There are multiple ways to track the spread of a virus including contact tracing, where all the individuals that an infected person has been in contact with are tracked.
"Traditional contact tracing is extremely useful as it gives a sense of what's going on," said McArthur, a member of McMaster’s Infectious disease research institute. "What you don't know is the exact transmission dynamics."
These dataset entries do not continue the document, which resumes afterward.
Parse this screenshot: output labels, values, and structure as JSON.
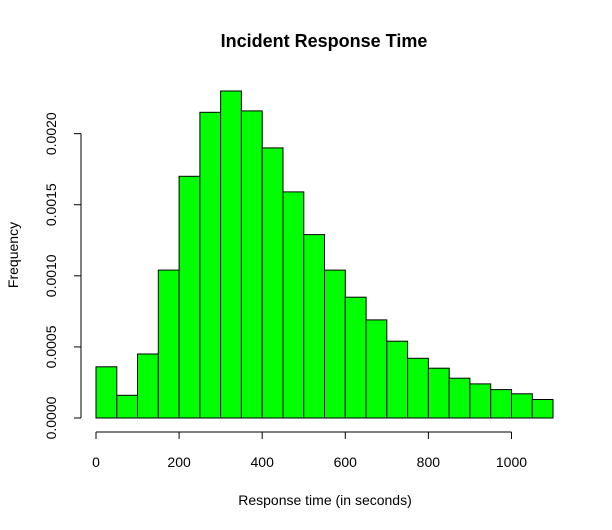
{
  "chart_data": {
    "type": "bar",
    "title": "Incident Response Time",
    "xlabel": "Response time (in seconds)",
    "ylabel": "Frequency",
    "bin_width": 50,
    "bin_starts": [
      0,
      50,
      100,
      150,
      200,
      250,
      300,
      350,
      400,
      450,
      500,
      550,
      600,
      650,
      700,
      750,
      800,
      850,
      900,
      950,
      1000,
      1050
    ],
    "values": [
      0.00036,
      0.00016,
      0.00045,
      0.00104,
      0.0017,
      0.00215,
      0.0023,
      0.00216,
      0.0019,
      0.00159,
      0.00129,
      0.00104,
      0.00085,
      0.00069,
      0.00054,
      0.00042,
      0.00035,
      0.00028,
      0.00024,
      0.0002,
      0.00017,
      0.00013
    ],
    "xlim": [
      0,
      1100
    ],
    "ylim": [
      0,
      0.0023
    ],
    "x_ticks": [
      0,
      200,
      400,
      600,
      800,
      1000
    ],
    "x_tick_labels": [
      "0",
      "200",
      "400",
      "600",
      "800",
      "1000"
    ],
    "y_ticks": [
      0,
      0.0005,
      0.001,
      0.0015,
      0.002
    ],
    "y_tick_labels": [
      "0.0000",
      "0.0005",
      "0.0010",
      "0.0015",
      "0.0020"
    ],
    "bar_color": "#00ff00",
    "grid": false,
    "legend": "none"
  }
}
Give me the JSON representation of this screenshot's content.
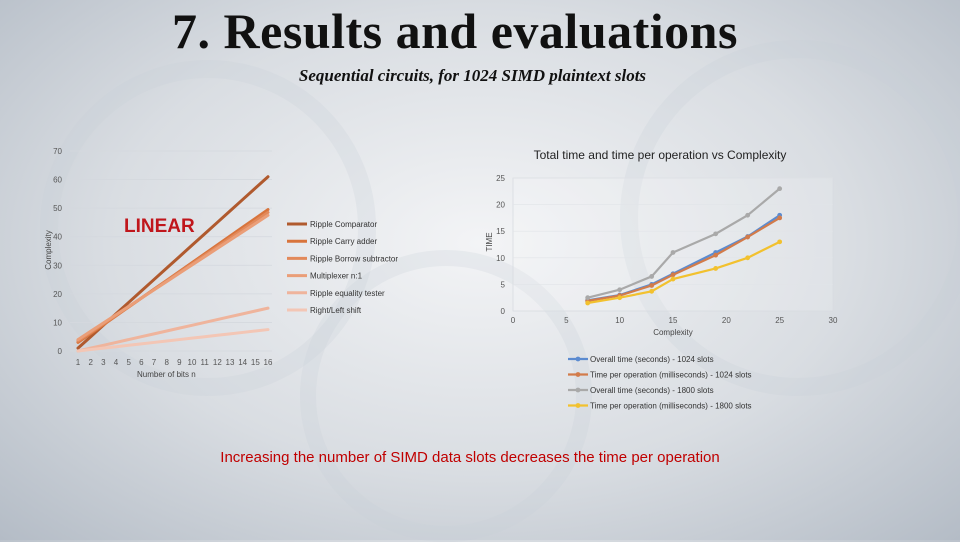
{
  "slide": {
    "title": "7. Results and evaluations",
    "subtitle": "Sequential circuits, for 1024 SIMD plaintext slots",
    "footnote": "Increasing the number of SIMD data slots decreases the time per operation"
  },
  "colors": {
    "ripple_comparator": "#b05a2e",
    "ripple_carry_adder": "#d8743c",
    "ripple_borrow_subtractor": "#e2895a",
    "multiplexer": "#ea9e78",
    "ripple_equality_tester": "#efb49c",
    "right_left_shift": "#f3c6b5",
    "overall_1024": "#5b8bd0",
    "per_op_1024": "#d27b4a",
    "overall_1800": "#a9a9a9",
    "per_op_1800": "#f2c12e",
    "note_red": "#c00000"
  },
  "chart_data": [
    {
      "type": "line",
      "title": "",
      "annotation": "LINEAR",
      "xlabel": "Number of bits n",
      "ylabel": "Complexity",
      "x": [
        1,
        2,
        3,
        4,
        5,
        6,
        7,
        8,
        9,
        10,
        11,
        12,
        13,
        14,
        15,
        16
      ],
      "x_tick_labels": [
        "1",
        "2",
        "3",
        "4",
        "5",
        "6",
        "7",
        "8",
        "9",
        "10",
        "11",
        "12",
        "13",
        "14",
        "15",
        "16"
      ],
      "y_ticks": [
        0,
        10,
        20,
        30,
        40,
        50,
        60,
        70
      ],
      "ylim": [
        0,
        70
      ],
      "legend_position": "right",
      "series": [
        {
          "name": "Ripple Comparator",
          "color_key": "ripple_comparator",
          "values": [
            1,
            5,
            9,
            13,
            17,
            21,
            25,
            29,
            33,
            37,
            41,
            45,
            49,
            53,
            57,
            61
          ]
        },
        {
          "name": "Ripple Carry adder",
          "color_key": "ripple_carry_adder",
          "values": [
            3,
            6.1,
            9.2,
            12.3,
            15.4,
            18.5,
            21.6,
            24.7,
            27.8,
            30.9,
            34,
            37.1,
            40.2,
            43.3,
            46.4,
            49.5
          ]
        },
        {
          "name": "Ripple Borrow subtractor",
          "color_key": "ripple_borrow_subtractor",
          "values": [
            3.5,
            6.5,
            9.5,
            12.5,
            15.5,
            18.5,
            21.5,
            24.5,
            27.5,
            30.5,
            33.5,
            36.5,
            39.5,
            42.5,
            45.5,
            48.5
          ]
        },
        {
          "name": "Multiplexer n:1",
          "color_key": "multiplexer",
          "values": [
            4,
            6.9,
            9.8,
            12.7,
            15.6,
            18.5,
            21.4,
            24.3,
            27.2,
            30.1,
            33,
            35.9,
            38.8,
            41.7,
            44.6,
            47.5
          ]
        },
        {
          "name": "Ripple equality tester",
          "color_key": "ripple_equality_tester",
          "values": [
            0,
            1,
            2,
            3,
            4,
            5,
            6,
            7,
            8,
            9,
            10,
            11,
            12,
            13,
            14,
            15
          ]
        },
        {
          "name": "Right/Left shift",
          "color_key": "right_left_shift",
          "values": [
            0,
            0.5,
            1,
            1.5,
            2,
            2.5,
            3,
            3.5,
            4,
            4.5,
            5,
            5.5,
            6,
            6.5,
            7,
            7.5
          ]
        }
      ]
    },
    {
      "type": "line",
      "title": "Total time and time per operation vs Complexity",
      "xlabel": "Complexity",
      "ylabel": "TIME",
      "x_ticks": [
        0,
        5,
        10,
        15,
        20,
        25,
        30
      ],
      "y_ticks": [
        0,
        5,
        10,
        15,
        20,
        25
      ],
      "xlim": [
        0,
        30
      ],
      "ylim": [
        0,
        25
      ],
      "legend_position": "bottom",
      "series": [
        {
          "name": "Overall time (seconds) - 1024 slots",
          "color_key": "overall_1024",
          "x": [
            7,
            10,
            13,
            15,
            19,
            22,
            25
          ],
          "values": [
            2,
            3,
            5,
            7,
            11,
            14,
            18
          ]
        },
        {
          "name": "Time per operation (milliseconds) - 1024 slots",
          "color_key": "per_op_1024",
          "x": [
            7,
            10,
            13,
            15,
            19,
            22,
            25
          ],
          "values": [
            1.9,
            2.9,
            4.8,
            6.8,
            10.5,
            13.9,
            17.5
          ]
        },
        {
          "name": "Overall time (seconds) - 1800 slots",
          "color_key": "overall_1800",
          "x": [
            7,
            10,
            13,
            15,
            19,
            22,
            25
          ],
          "values": [
            2.5,
            4,
            6.5,
            11,
            14.5,
            18,
            23
          ]
        },
        {
          "name": "Time per operation (milliseconds) - 1800 slots",
          "color_key": "per_op_1800",
          "x": [
            7,
            10,
            13,
            15,
            19,
            22,
            25
          ],
          "values": [
            1.5,
            2.5,
            3.7,
            6,
            8,
            10,
            13
          ]
        }
      ]
    }
  ]
}
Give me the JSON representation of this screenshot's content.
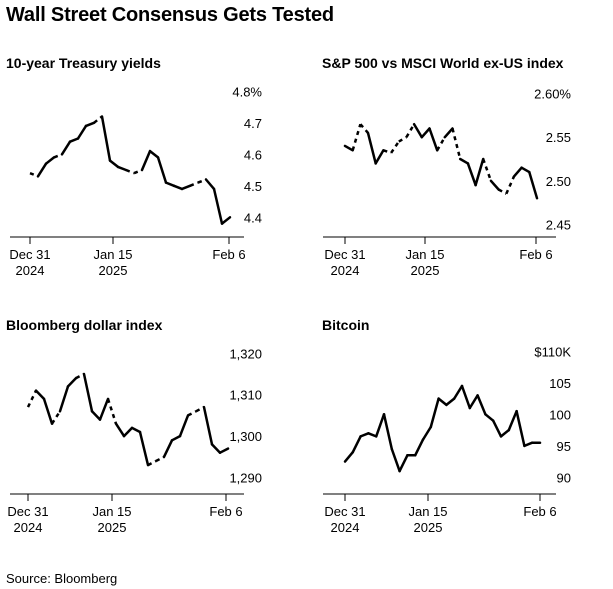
{
  "title": "Wall Street Consensus Gets Tested",
  "source": "Source: Bloomberg",
  "chart_data": [
    {
      "type": "line",
      "title": "10-year Treasury yields",
      "x_tick_labels": [
        [
          "Dec 31",
          "2024"
        ],
        [
          "Jan 15",
          "2025"
        ],
        [
          "Feb 6"
        ]
      ],
      "x_tick_index": [
        0,
        10,
        25
      ],
      "ylim": [
        4.35,
        4.82
      ],
      "y_ticks": [
        4.8,
        4.7,
        4.6,
        4.5,
        4.4
      ],
      "y_tick_labels": [
        "4.8%",
        "4.7",
        "4.6",
        "4.5",
        "4.4"
      ],
      "values": [
        4.54,
        4.53,
        4.57,
        4.59,
        4.6,
        4.64,
        4.65,
        4.69,
        4.7,
        4.72,
        4.58,
        4.56,
        4.55,
        4.54,
        4.55,
        4.61,
        4.59,
        4.51,
        4.5,
        4.49,
        4.5,
        4.51,
        4.52,
        4.49,
        4.38,
        4.4
      ],
      "gap_segments": [
        [
          0,
          1
        ],
        [
          3,
          4
        ],
        [
          8,
          9
        ],
        [
          12,
          13
        ],
        [
          13,
          14
        ],
        [
          20,
          21
        ],
        [
          21,
          22
        ]
      ]
    },
    {
      "type": "line",
      "title": "S&P 500 vs MSCI World ex-US index",
      "x_tick_labels": [
        [
          "Dec 31",
          "2024"
        ],
        [
          "Jan 15",
          "2025"
        ],
        [
          "Feb 6"
        ]
      ],
      "x_tick_index": [
        0,
        10,
        25
      ],
      "ylim": [
        2.44,
        2.61
      ],
      "y_ticks": [
        2.6,
        2.55,
        2.5,
        2.45
      ],
      "y_tick_labels": [
        "2.60%",
        "2.55",
        "2.50",
        "2.45"
      ],
      "values": [
        2.54,
        2.535,
        2.565,
        2.555,
        2.52,
        2.535,
        2.532,
        2.545,
        2.55,
        2.565,
        2.55,
        2.56,
        2.535,
        2.55,
        2.56,
        2.525,
        2.52,
        2.495,
        2.525,
        2.5,
        2.49,
        2.485,
        2.505,
        2.515,
        2.51,
        2.48
      ],
      "gap_segments": [
        [
          1,
          2
        ],
        [
          2,
          3
        ],
        [
          5,
          6
        ],
        [
          6,
          7
        ],
        [
          7,
          8
        ],
        [
          8,
          9
        ],
        [
          12,
          13
        ],
        [
          14,
          15
        ],
        [
          18,
          19
        ],
        [
          20,
          21
        ],
        [
          21,
          22
        ]
      ]
    },
    {
      "type": "line",
      "title": "Bloomberg dollar index",
      "x_tick_labels": [
        [
          "Dec 31",
          "2024"
        ],
        [
          "Jan 15",
          "2025"
        ],
        [
          "Feb 6"
        ]
      ],
      "x_tick_index": [
        0,
        10,
        25
      ],
      "ylim": [
        1287,
        1322
      ],
      "y_ticks": [
        1320,
        1310,
        1300,
        1290
      ],
      "y_tick_labels": [
        "1,320",
        "1,310",
        "1,300",
        "1,290"
      ],
      "values": [
        1307,
        1311,
        1309,
        1303,
        1306,
        1312,
        1314,
        1315,
        1306,
        1304,
        1309,
        1303,
        1300,
        1302,
        1301,
        1293,
        1294,
        1295,
        1299,
        1300,
        1305,
        1306,
        1307,
        1298,
        1296,
        1297
      ],
      "gap_segments": [
        [
          0,
          1
        ],
        [
          3,
          4
        ],
        [
          6,
          7
        ],
        [
          10,
          11
        ],
        [
          15,
          16
        ],
        [
          16,
          17
        ],
        [
          20,
          21
        ],
        [
          21,
          22
        ]
      ]
    },
    {
      "type": "line",
      "title": "Bitcoin",
      "x_tick_labels": [
        [
          "Dec 31",
          "2024"
        ],
        [
          "Jan 15",
          "2025"
        ],
        [
          "Feb 6"
        ]
      ],
      "x_tick_index": [
        0,
        10,
        25
      ],
      "ylim": [
        88,
        111
      ],
      "y_ticks": [
        110,
        105,
        100,
        95,
        90
      ],
      "y_tick_labels": [
        "$110K",
        "105",
        "100",
        "95",
        "90"
      ],
      "values": [
        92.5,
        94,
        96.5,
        97,
        96.5,
        100,
        94.5,
        91,
        93.5,
        93.5,
        96,
        98,
        102.5,
        101.5,
        102.5,
        104.5,
        101,
        103,
        100,
        99,
        96.5,
        97.5,
        100.5,
        95,
        95.5,
        95.5
      ],
      "gap_segments": []
    }
  ]
}
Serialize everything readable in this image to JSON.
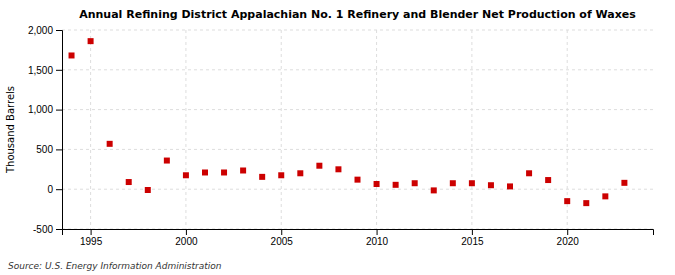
{
  "chart_data": {
    "type": "scatter",
    "title": "Annual Refining District Appalachian No. 1 Refinery and Blender Net Production of Waxes",
    "ylabel": "Thousand Barrels",
    "annotations": [
      "Source: U.S. Energy Information Administration"
    ],
    "x": [
      1994,
      1995,
      1996,
      1997,
      1998,
      1999,
      2000,
      2001,
      2002,
      2003,
      2004,
      2005,
      2006,
      2007,
      2008,
      2009,
      2010,
      2011,
      2012,
      2013,
      2014,
      2015,
      2016,
      2017,
      2018,
      2019,
      2020,
      2021,
      2022,
      2023
    ],
    "values": [
      1680,
      1860,
      570,
      90,
      -10,
      360,
      175,
      210,
      210,
      235,
      155,
      175,
      200,
      295,
      250,
      120,
      65,
      55,
      75,
      -15,
      75,
      75,
      50,
      35,
      200,
      115,
      -150,
      -175,
      -90,
      80
    ],
    "color": "#cc0000",
    "marker": "square",
    "xlim": [
      1993.5,
      2024.5
    ],
    "ylim": [
      -500,
      2000
    ],
    "xticks": [
      1995,
      2000,
      2005,
      2010,
      2015,
      2020
    ],
    "yticks": [
      -500,
      0,
      500,
      {
        "value": 1000,
        "label": "1,000"
      },
      {
        "value": 1500,
        "label": "1,500"
      },
      {
        "value": 2000,
        "label": "2,000"
      }
    ],
    "grid": true
  }
}
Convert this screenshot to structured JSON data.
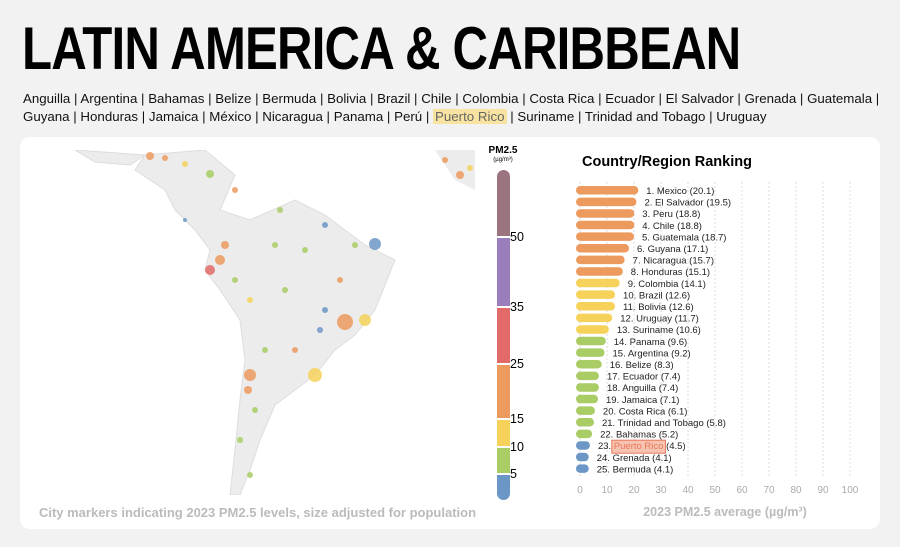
{
  "title": "LATIN AMERICA & CARIBBEAN",
  "countries": [
    "Anguilla",
    "Argentina",
    "Bahamas",
    "Belize",
    "Bermuda",
    "Bolivia",
    "Brazil",
    "Chile",
    "Colombia",
    "Costa Rica",
    "Ecuador",
    "El Salvador",
    "Grenada",
    "Guatemala",
    "Guyana",
    "Honduras",
    "Jamaica",
    "México",
    "Nicaragua",
    "Panama",
    "Perú",
    "Puerto Rico",
    "Suriname",
    "Trinidad and Tobago",
    "Uruguay"
  ],
  "highlighted_country": "Puerto Rico",
  "map_caption": "City markers indicating 2023 PM2.5 levels, size adjusted for population",
  "legend": {
    "title": "PM2.5",
    "unit": "(µg/m³)",
    "ticks": [
      "50",
      "35",
      "25",
      "15",
      "10",
      "5"
    ],
    "colors": [
      "#9b7480",
      "#9a7dbb",
      "#e26a69",
      "#ec9a5e",
      "#f6d25a",
      "#a9cc64",
      "#6c96c6"
    ]
  },
  "chart_data": {
    "type": "bar",
    "title": "Country/Region Ranking",
    "xlabel": "2023 PM2.5 average (µg/m³)",
    "xlim": [
      0,
      100
    ],
    "xticks": [
      "0",
      "10",
      "20",
      "30",
      "40",
      "50",
      "60",
      "70",
      "80",
      "90",
      "100"
    ],
    "categories": [
      "Mexico",
      "El Salvador",
      "Peru",
      "Chile",
      "Guatemala",
      "Guyana",
      "Nicaragua",
      "Honduras",
      "Colombia",
      "Brazil",
      "Bolivia",
      "Uruguay",
      "Suriname",
      "Panama",
      "Argentina",
      "Belize",
      "Ecuador",
      "Anguilla",
      "Jamaica",
      "Costa Rica",
      "Trinidad and Tobago",
      "Bahamas",
      "Puerto Rico",
      "Grenada",
      "Bermuda"
    ],
    "values": [
      20.1,
      19.5,
      18.8,
      18.8,
      18.7,
      17.1,
      15.7,
      15.1,
      14.1,
      12.6,
      12.6,
      11.7,
      10.6,
      9.6,
      9.2,
      8.3,
      7.4,
      7.4,
      7.1,
      6.1,
      5.8,
      5.2,
      4.5,
      4.1,
      4.1
    ]
  }
}
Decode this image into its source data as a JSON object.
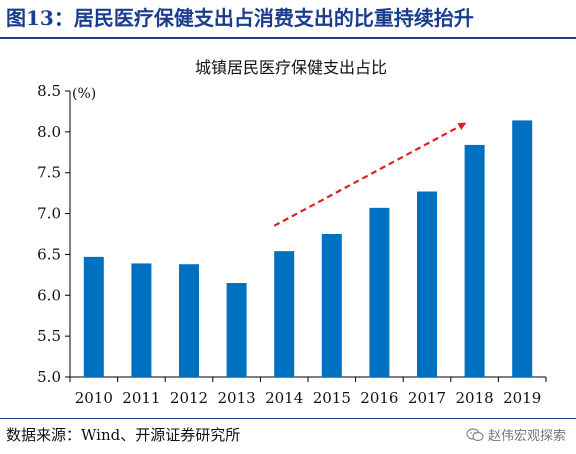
{
  "header": {
    "figure_title": "图13：居民医疗保健支出占消费支出的比重持续抬升"
  },
  "footer": {
    "source": "数据来源：Wind、开源证券研究所",
    "watermark": "赵伟宏观探索"
  },
  "icons": {
    "watermark_icon": "wechat-logo-icon"
  },
  "colors": {
    "bar": "#0070c0",
    "arrow": "#e02020",
    "title": "#1b3d8f"
  },
  "chart_data": {
    "type": "bar",
    "title": "城镇居民医疗保健支出占比",
    "ylabel": "(%)",
    "xlabel": "",
    "categories": [
      "2010",
      "2011",
      "2012",
      "2013",
      "2014",
      "2015",
      "2016",
      "2017",
      "2018",
      "2019"
    ],
    "values": [
      6.47,
      6.39,
      6.38,
      6.15,
      6.54,
      6.75,
      7.07,
      7.27,
      7.84,
      8.14
    ],
    "ylim": [
      5.0,
      8.5
    ],
    "yticks": [
      "5.0",
      "5.5",
      "6.0",
      "6.5",
      "7.0",
      "7.5",
      "8.0",
      "8.5"
    ],
    "grid": false,
    "annotation": {
      "type": "dashed-arrow",
      "from_category": "2014",
      "to_category": "2018",
      "from_value": 6.85,
      "to_value": 8.1
    }
  }
}
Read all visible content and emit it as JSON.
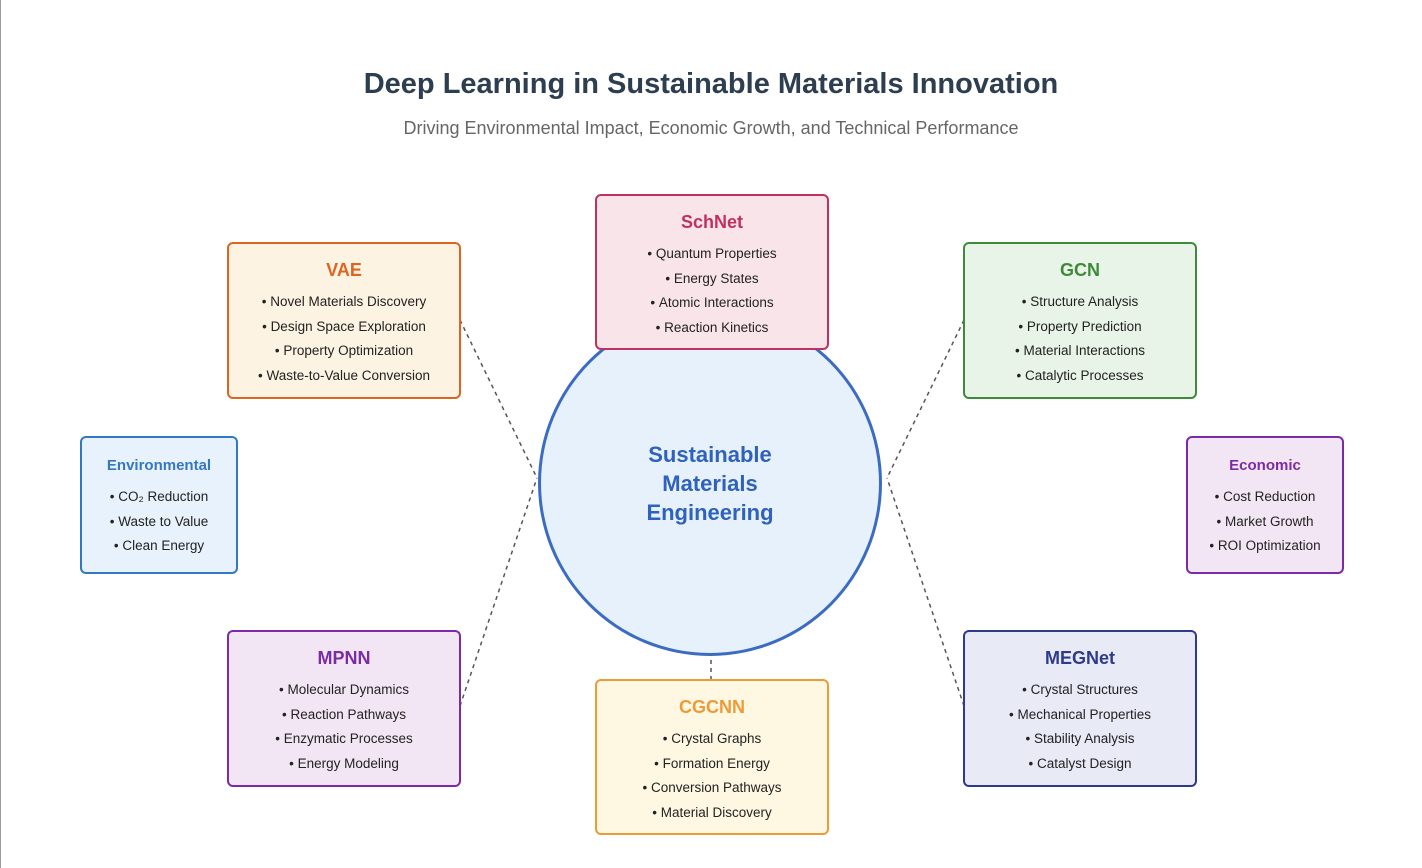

The other way to track virus spread is with molecular epidemiology, where the genome sequence of a pathogen is used to track how the virus moves around, from one location to another. The molecular epidemiology approach is also important as it tracks how the virus is evolving, which is critical to researchers developing a vaccine for COVID-19.
Tracking molecular epidemiology is what McArthur does as co-lead of the Province of Ontario's genomic surveillance of COVID-19 (https://www.oncov.ca). His team is also working with the Public Health Agency of Canada to set the standards on how viruses are analyzed and how accurate data flows from local health authorities up to the national level.
Tracking the movement of COVID-19
There is a lot of data being collected around the world on COVID-19 infections. McArthur said that his team knew that hospitals and local public health agencies were going to want to do their own genomic analysis very quickly on the fly, and not be dependent upon an international database, with its own pace of doing things.
That's where the COVID-19 Genotyping Tool (CGT), developed by Vector Institute PhD student Hassaan Maan, fits in.
"The idea is we take the data that comes from the global repositories and we repackage it using a lot of machine learning," McArthur explained. "So you can quickly upload your own data and ask the immediate questions - Where did my virus come from? How is it transmitted in my community?"
Cisco UCS and the Big Data Problem
A key challenge for McArthur was dealing with scale in a rapid way. While the cloud is often seen as a way for different types of organizations to quickly scale computing power, it wasn't a long-term option for this effort.
With the coronavirus data, personally identifiable information could be part of the mix. McArthur emphasized that generally hospitals are not comfortable with the raw data they generate being processed in a cloud environment, instead they require physical servers onsite.
"Cisco with the UCS donation allows us to put a lot of hardware behind this effort so we can scale up and support large scale analysis," McArthur said.
Cisco UCS also helps with a critical requirement that the genomic analysis requires and that's having lots of system memory. A good part of the analysis is conducted in memory with large data sets.
"In analysis, memory is a big deal," McArthur commented. "Analyzing one patient infection is easy, but analyzing in the context of hundreds of thousand cases globally is all about memory."
Even if cloud was something that could be used for this effort, he noted that getting the amount of memory required in the cloud would be prohibitively expensive. The large memory capacity of the Cisco UCS also helps to enable an integrated data pipeline that runs quality control, file validation and integrity check at each stage.
Going a step further, McArthur said that on the computation side, up until the time of the Cisco UCS donation, memory was a limiting factor for some types of analysis.
"We actually would not even do some of our sub-analyses, because they just sucked up so much memory and the process became so slow," McArthur commented. "Now we're doing them all, including scanning for notable mutations, and we can do it much more reliably."